Nonlinear solvers can be chosen via the `nlsolve` option. Most algorithms use nonlinear solvers that are specialized for implicit ODE solvers. There are three pre-built `nlsolve`s:

• `NLNewton()`: It is a modified Newton iteration solver, and it is the default `nlsolve` for most of the implicit ODE solvers. It converges the fastest, but requires more memory usage and linear system solve.
• `NLAnderson(n::Int)`: It is an Anderson acceleration solver.

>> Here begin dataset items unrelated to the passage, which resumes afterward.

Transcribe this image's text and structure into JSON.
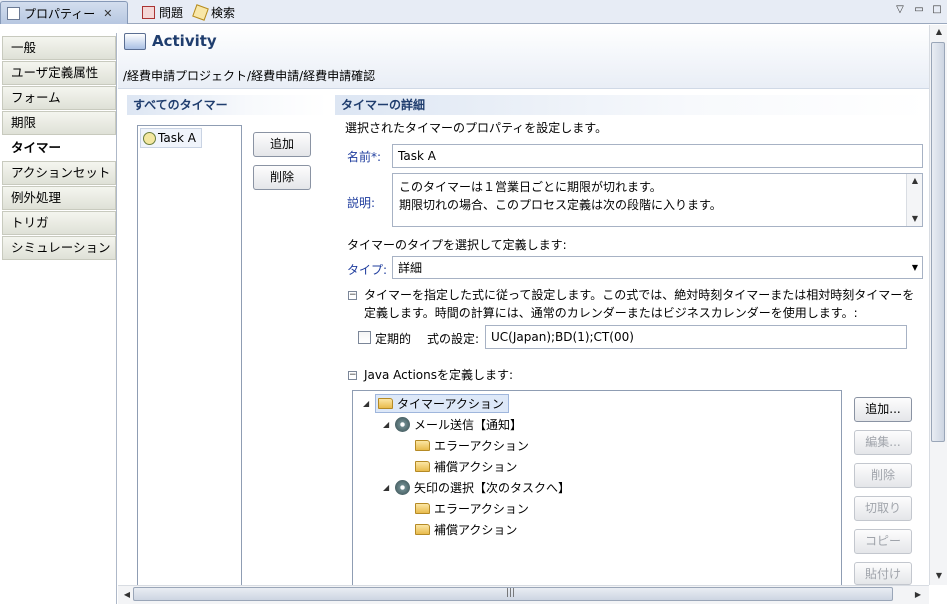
{
  "tabs": [
    {
      "label": "プロパティー",
      "active": true
    },
    {
      "label": "問題",
      "active": false
    },
    {
      "label": "検索",
      "active": false
    }
  ],
  "tab_close": "✕",
  "nav": [
    {
      "label": "一般"
    },
    {
      "label": "ユーザ定義属性"
    },
    {
      "label": "フォーム"
    },
    {
      "label": "期限"
    },
    {
      "label": "タイマー",
      "selected": true
    },
    {
      "label": "アクションセット"
    },
    {
      "label": "例外処理"
    },
    {
      "label": "トリガ"
    },
    {
      "label": "シミュレーション"
    }
  ],
  "header": {
    "title": "Activity",
    "breadcrumb": "/経費申請プロジェクト/経費申請/経費申請確認"
  },
  "timers": {
    "section_title": "すべてのタイマー",
    "items": [
      "Task A"
    ],
    "add_label": "追加",
    "delete_label": "削除"
  },
  "details": {
    "section_title": "タイマーの詳細",
    "intro": "選択されたタイマーのプロパティを設定します。",
    "name_label": "名前*:",
    "name_value": "Task A",
    "desc_label": "説明:",
    "desc_line1": "このタイマーは１営業日ごとに期限が切れます。",
    "desc_line2": "期限切れの場合、このプロセス定義は次の段階に入ります。",
    "type_intro": "タイマーのタイプを選択して定義します:",
    "type_label": "タイプ:",
    "type_value": "詳細",
    "expr_desc1": "タイマーを指定した式に従って設定します。この式では、絶対時刻タイマーまたは相対時刻タイマーを",
    "expr_desc2": "定義します。時間の計算には、通常のカレンダーまたはビジネスカレンダーを使用します。:",
    "periodic_label": "定期的",
    "expr_label": "式の設定:",
    "expr_value": "UC(Japan);BD(1);CT(00)",
    "java_actions_label": "Java Actionsを定義します:"
  },
  "tree": [
    {
      "label": "タイマーアクション",
      "icon": "folder-icon",
      "level": 0,
      "selected": true,
      "expanded": true
    },
    {
      "label": "メール送信【通知】",
      "icon": "gear-icon",
      "level": 1,
      "expanded": true
    },
    {
      "label": "エラーアクション",
      "icon": "folder-icon",
      "level": 2
    },
    {
      "label": "補償アクション",
      "icon": "folder-icon",
      "level": 2
    },
    {
      "label": "矢印の選択【次のタスクへ】",
      "icon": "gear-icon",
      "level": 1,
      "expanded": true
    },
    {
      "label": "エラーアクション",
      "icon": "folder-icon",
      "level": 2
    },
    {
      "label": "補償アクション",
      "icon": "folder-icon",
      "level": 2
    }
  ],
  "action_buttons": [
    {
      "label": "追加...",
      "enabled": true
    },
    {
      "label": "編集...",
      "enabled": false
    },
    {
      "label": "削除",
      "enabled": false
    },
    {
      "label": "切取り",
      "enabled": false
    },
    {
      "label": "コピー",
      "enabled": false
    },
    {
      "label": "貼付け",
      "enabled": false
    }
  ],
  "scroll_grip": "|||"
}
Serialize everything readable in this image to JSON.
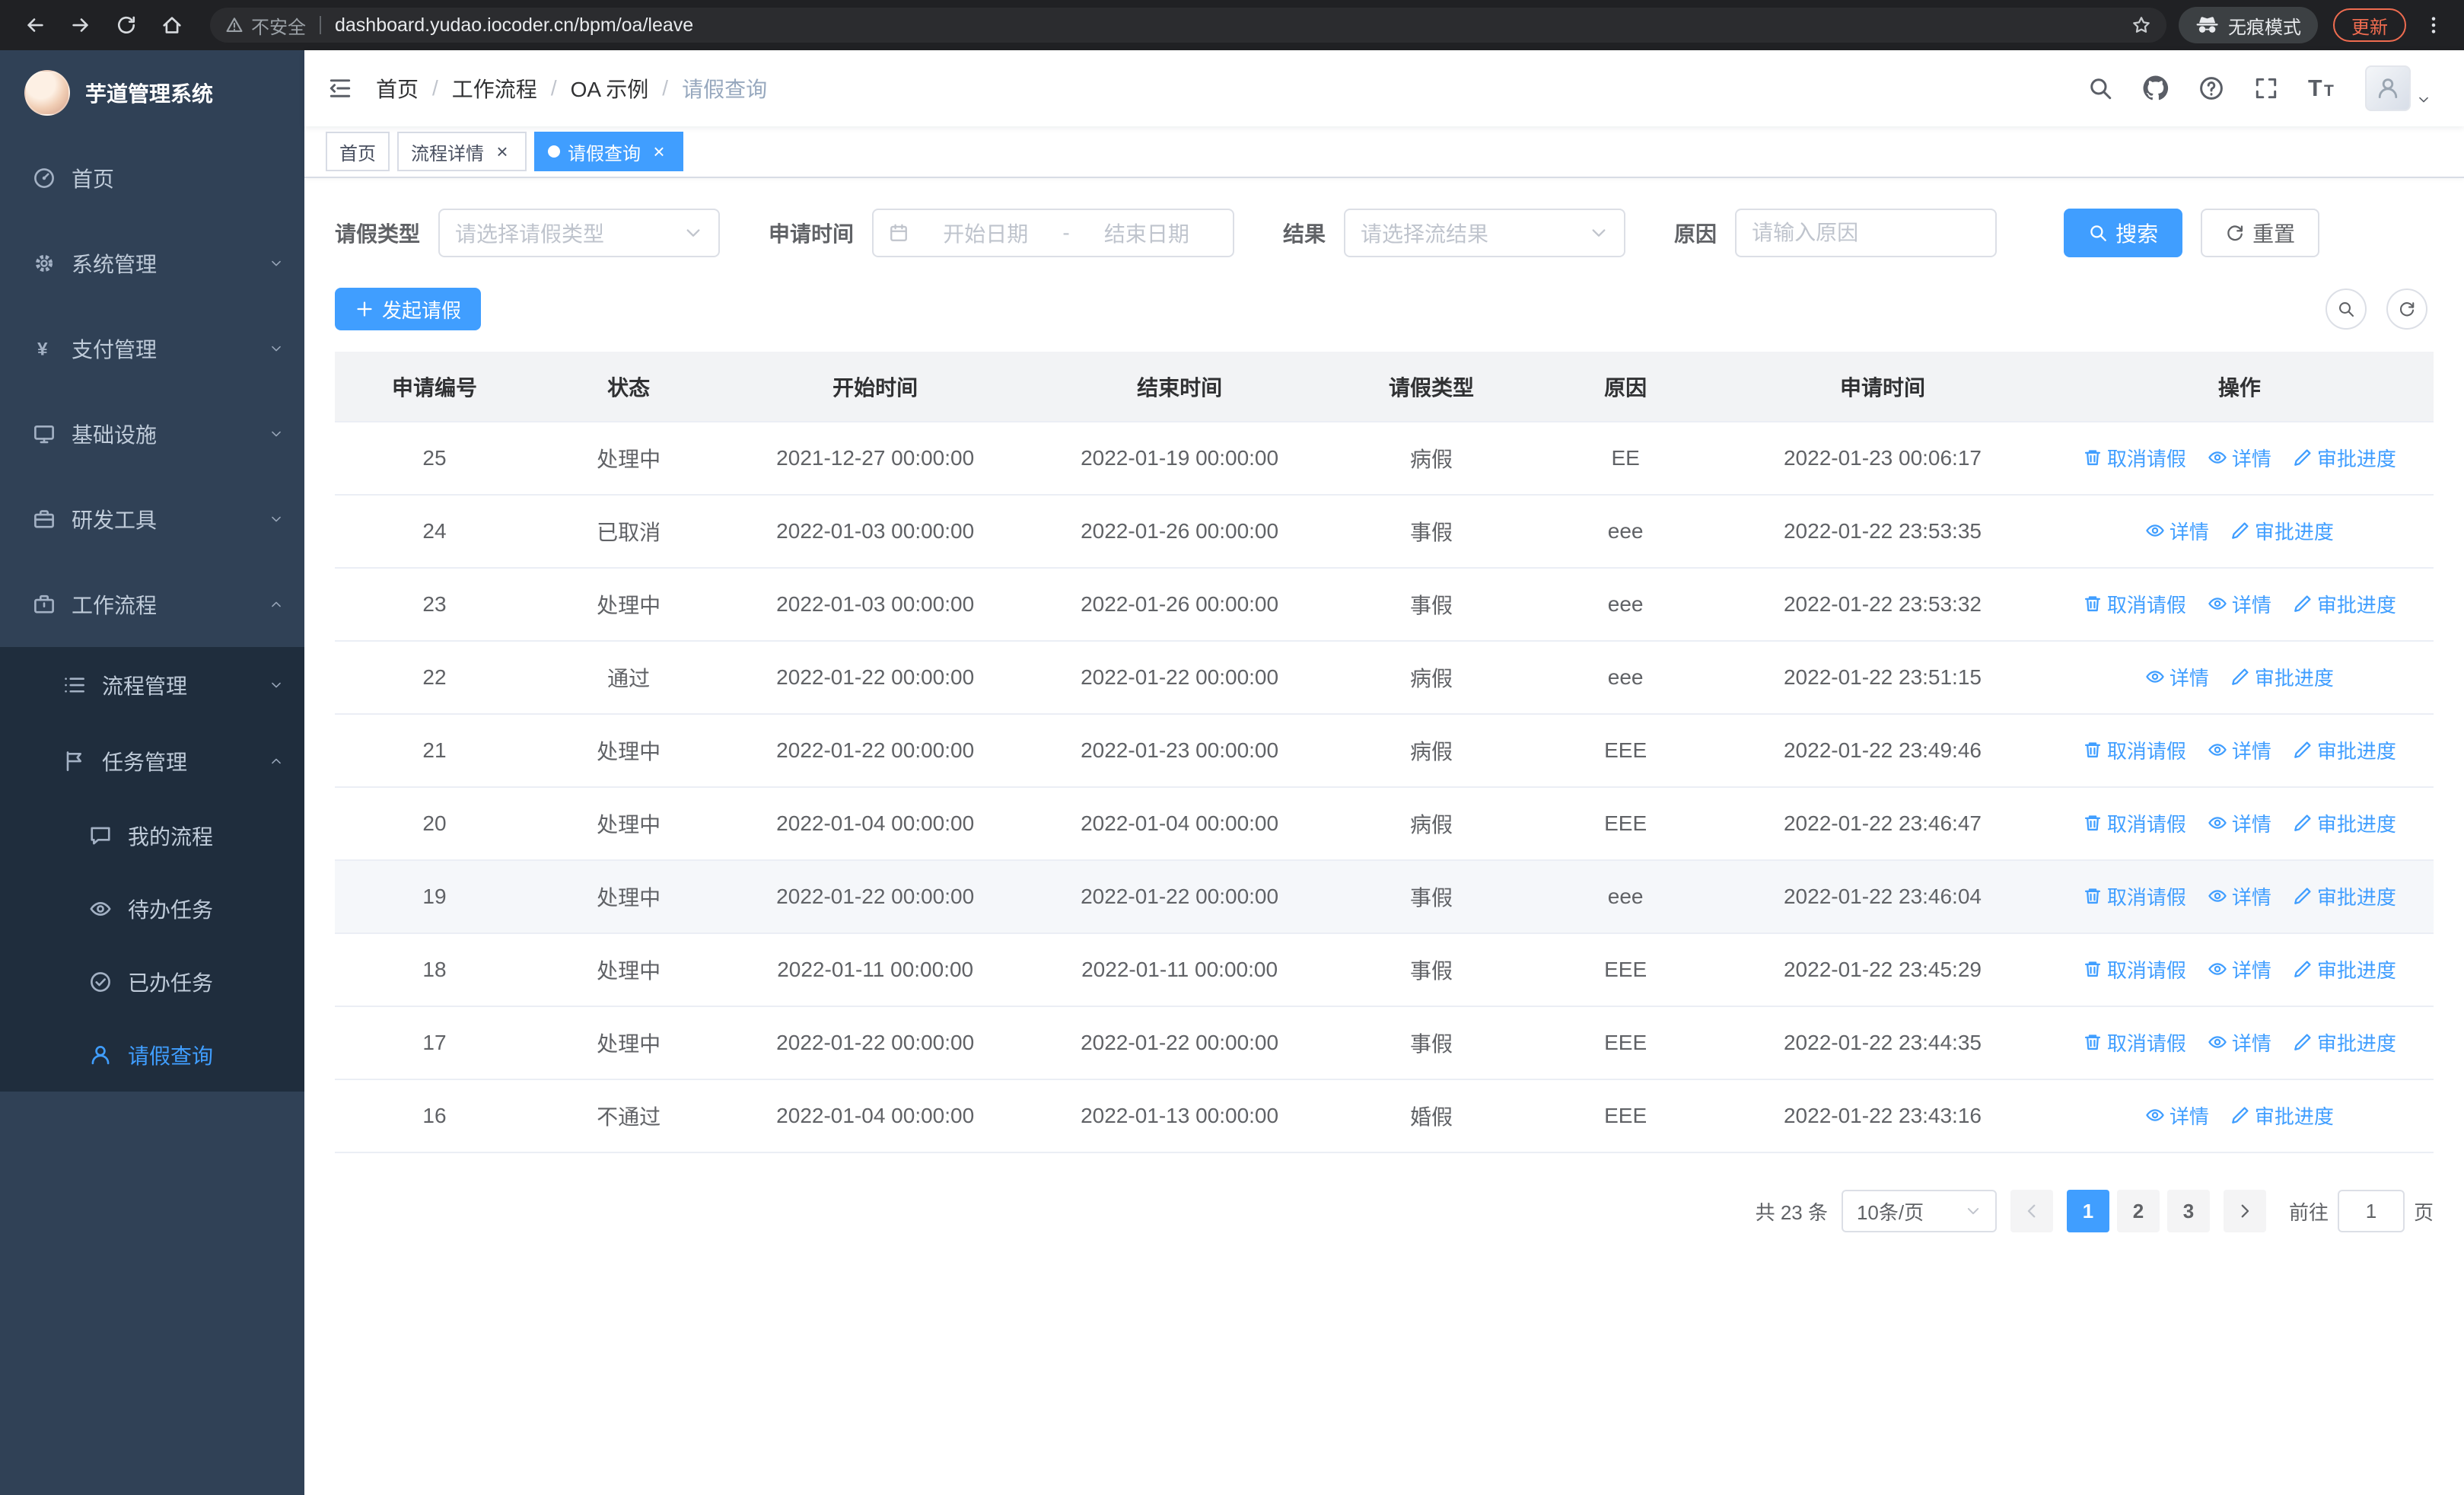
{
  "theme": {
    "accent": "#409EFF",
    "sidebar_bg": "#304156",
    "submenu_bg": "#1f2d3d"
  },
  "browser": {
    "security_warning": "不安全",
    "url": "dashboard.yudao.iocoder.cn/bpm/oa/leave",
    "incognito_label": "无痕模式",
    "update_label": "更新"
  },
  "sidebar": {
    "logo_title": "芋道管理系统",
    "items": [
      {
        "key": "home",
        "label": "首页",
        "icon": "dashboard",
        "icon_name": "dashboard-icon",
        "level": 1
      },
      {
        "key": "system",
        "label": "系统管理",
        "icon": "gear",
        "icon_name": "gear-icon",
        "level": 1,
        "expandable": true
      },
      {
        "key": "payment",
        "label": "支付管理",
        "icon": "yen",
        "icon_name": "yen-icon",
        "level": 1,
        "expandable": true
      },
      {
        "key": "infrastructure",
        "label": "基础设施",
        "icon": "monitor",
        "icon_name": "monitor-icon",
        "level": 1,
        "expandable": true
      },
      {
        "key": "dev-tools",
        "label": "研发工具",
        "icon": "briefcase",
        "icon_name": "briefcase-icon",
        "level": 1,
        "expandable": true
      },
      {
        "key": "workflow",
        "label": "工作流程",
        "icon": "workflow",
        "icon_name": "workflow-icon",
        "level": 1,
        "expandable": true,
        "expanded": true
      },
      {
        "key": "process-mgmt",
        "label": "流程管理",
        "icon": "list",
        "icon_name": "list-icon",
        "level": 2,
        "expandable": true
      },
      {
        "key": "task-mgmt",
        "label": "任务管理",
        "icon": "flag",
        "icon_name": "flag-icon",
        "level": 2,
        "expandable": true,
        "expanded": true
      },
      {
        "key": "my-process",
        "label": "我的流程",
        "icon": "chat",
        "icon_name": "chat-icon",
        "level": 3
      },
      {
        "key": "todo-task",
        "label": "待办任务",
        "icon": "eye",
        "icon_name": "eye-icon",
        "level": 3
      },
      {
        "key": "done-task",
        "label": "已办任务",
        "icon": "check",
        "icon_name": "check-icon",
        "level": 3
      },
      {
        "key": "leave-query",
        "label": "请假查询",
        "icon": "user",
        "icon_name": "user-icon",
        "level": 3,
        "active": true
      }
    ]
  },
  "header": {
    "breadcrumb": [
      "首页",
      "工作流程",
      "OA 示例",
      "请假查询"
    ],
    "separator": "/"
  },
  "tabs": [
    {
      "key": "home",
      "label": "首页",
      "active": false,
      "closable": false
    },
    {
      "key": "process-detail",
      "label": "流程详情",
      "active": false,
      "closable": true
    },
    {
      "key": "leave-query",
      "label": "请假查询",
      "active": true,
      "closable": true
    }
  ],
  "filters": {
    "leave_type_label": "请假类型",
    "leave_type_placeholder": "请选择请假类型",
    "apply_time_label": "申请时间",
    "start_date_placeholder": "开始日期",
    "range_separator": "-",
    "end_date_placeholder": "结束日期",
    "result_label": "结果",
    "result_placeholder": "请选择流结果",
    "reason_label": "原因",
    "reason_placeholder": "请输入原因",
    "search_label": "搜索",
    "reset_label": "重置"
  },
  "toolbar": {
    "create_label": "发起请假"
  },
  "table": {
    "columns": [
      "申请编号",
      "状态",
      "开始时间",
      "结束时间",
      "请假类型",
      "原因",
      "申请时间",
      "操作"
    ],
    "action_defs": {
      "cancel": {
        "label": "取消请假",
        "icon": "trash",
        "icon_name": "delete-icon",
        "name": "cancel-leave-link"
      },
      "detail": {
        "label": "详情",
        "icon": "eye",
        "icon_name": "view-icon",
        "name": "detail-link"
      },
      "progress": {
        "label": "审批进度",
        "icon": "pen",
        "icon_name": "edit-icon",
        "name": "approval-progress-link"
      }
    },
    "rows": [
      {
        "id": "25",
        "status": "处理中",
        "start": "2021-12-27 00:00:00",
        "end": "2022-01-19 00:00:00",
        "type": "病假",
        "reason": "EE",
        "apply_time": "2022-01-23 00:06:17",
        "actions": [
          "cancel",
          "detail",
          "progress"
        ]
      },
      {
        "id": "24",
        "status": "已取消",
        "start": "2022-01-03 00:00:00",
        "end": "2022-01-26 00:00:00",
        "type": "事假",
        "reason": "eee",
        "apply_time": "2022-01-22 23:53:35",
        "actions": [
          "detail",
          "progress"
        ]
      },
      {
        "id": "23",
        "status": "处理中",
        "start": "2022-01-03 00:00:00",
        "end": "2022-01-26 00:00:00",
        "type": "事假",
        "reason": "eee",
        "apply_time": "2022-01-22 23:53:32",
        "actions": [
          "cancel",
          "detail",
          "progress"
        ]
      },
      {
        "id": "22",
        "status": "通过",
        "start": "2022-01-22 00:00:00",
        "end": "2022-01-22 00:00:00",
        "type": "病假",
        "reason": "eee",
        "apply_time": "2022-01-22 23:51:15",
        "actions": [
          "detail",
          "progress"
        ]
      },
      {
        "id": "21",
        "status": "处理中",
        "start": "2022-01-22 00:00:00",
        "end": "2022-01-23 00:00:00",
        "type": "病假",
        "reason": "EEE",
        "apply_time": "2022-01-22 23:49:46",
        "actions": [
          "cancel",
          "detail",
          "progress"
        ]
      },
      {
        "id": "20",
        "status": "处理中",
        "start": "2022-01-04 00:00:00",
        "end": "2022-01-04 00:00:00",
        "type": "病假",
        "reason": "EEE",
        "apply_time": "2022-01-22 23:46:47",
        "actions": [
          "cancel",
          "detail",
          "progress"
        ]
      },
      {
        "id": "19",
        "status": "处理中",
        "start": "2022-01-22 00:00:00",
        "end": "2022-01-22 00:00:00",
        "type": "事假",
        "reason": "eee",
        "apply_time": "2022-01-22 23:46:04",
        "actions": [
          "cancel",
          "detail",
          "progress"
        ],
        "highlighted": true
      },
      {
        "id": "18",
        "status": "处理中",
        "start": "2022-01-11 00:00:00",
        "end": "2022-01-11 00:00:00",
        "type": "事假",
        "reason": "EEE",
        "apply_time": "2022-01-22 23:45:29",
        "actions": [
          "cancel",
          "detail",
          "progress"
        ]
      },
      {
        "id": "17",
        "status": "处理中",
        "start": "2022-01-22 00:00:00",
        "end": "2022-01-22 00:00:00",
        "type": "事假",
        "reason": "EEE",
        "apply_time": "2022-01-22 23:44:35",
        "actions": [
          "cancel",
          "detail",
          "progress"
        ]
      },
      {
        "id": "16",
        "status": "不通过",
        "start": "2022-01-04 00:00:00",
        "end": "2022-01-13 00:00:00",
        "type": "婚假",
        "reason": "EEE",
        "apply_time": "2022-01-22 23:43:16",
        "actions": [
          "detail",
          "progress"
        ]
      }
    ]
  },
  "pagination": {
    "total_text": "共 23 条",
    "page_size_text": "10条/页",
    "pages": [
      "1",
      "2",
      "3"
    ],
    "active_page": "1",
    "goto_prefix": "前往",
    "goto_value": "1",
    "goto_suffix": "页"
  },
  "icons": {
    "back-icon": "back",
    "forward-icon": "forward",
    "reload-icon": "reload",
    "home-icon": "home",
    "warning-icon": "warning",
    "bookmark-star-icon": "star",
    "incognito-icon": "incognito",
    "kebab-menu-icon": "kebab",
    "hamburger-icon": "fold",
    "search-icon": "magnifier",
    "github-icon": "github",
    "help-icon": "question",
    "fullscreen-icon": "fullscreen",
    "font-size-icon": "fontsize",
    "caret-down-icon": "chevron-down",
    "select-arrow-icon": "chevron-down",
    "calendar-icon": "calendar",
    "search-button-icon": "magnifier",
    "reset-icon": "refresh",
    "plus-icon": "plus",
    "toolbar-search-icon": "magnifier",
    "toolbar-refresh-icon": "refresh",
    "prev-icon": "chevron-left",
    "next-icon": "chevron-right",
    "avatar-placeholder-icon": "user",
    "close-icon": "close"
  }
}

It converges faster than `NLFunctional` but slower than `NLNewton`. It does not require to solve a linear system. In development.
• `NLFunctional()`: It is a functional (Picard) iteration solver. It converges the slowest, but requires the least amount of memory.

One can specify a nonlinear solver by

``ImplicitEuler(nlsolve = NLFunctional())``

## Nonlinear Solvers for Generic Implicit ODE Solvers

For ODE solvers with names that begin with `Generic`, they take more generic `nlsolve`. An `nlsolve` function should have two dispatches:

• `nlsolve(Val{init},f,u0_prototype)` : Does an initialization phase. Returns a type `init_f` for later use in the solver. `u0_prototype` is the expected type for the initial condition `u0`.
• `nlsolve(init_f,u0)` : Solves for the root units the initialized `f` and the initial condition `u0`. Returns the zeros of the equation.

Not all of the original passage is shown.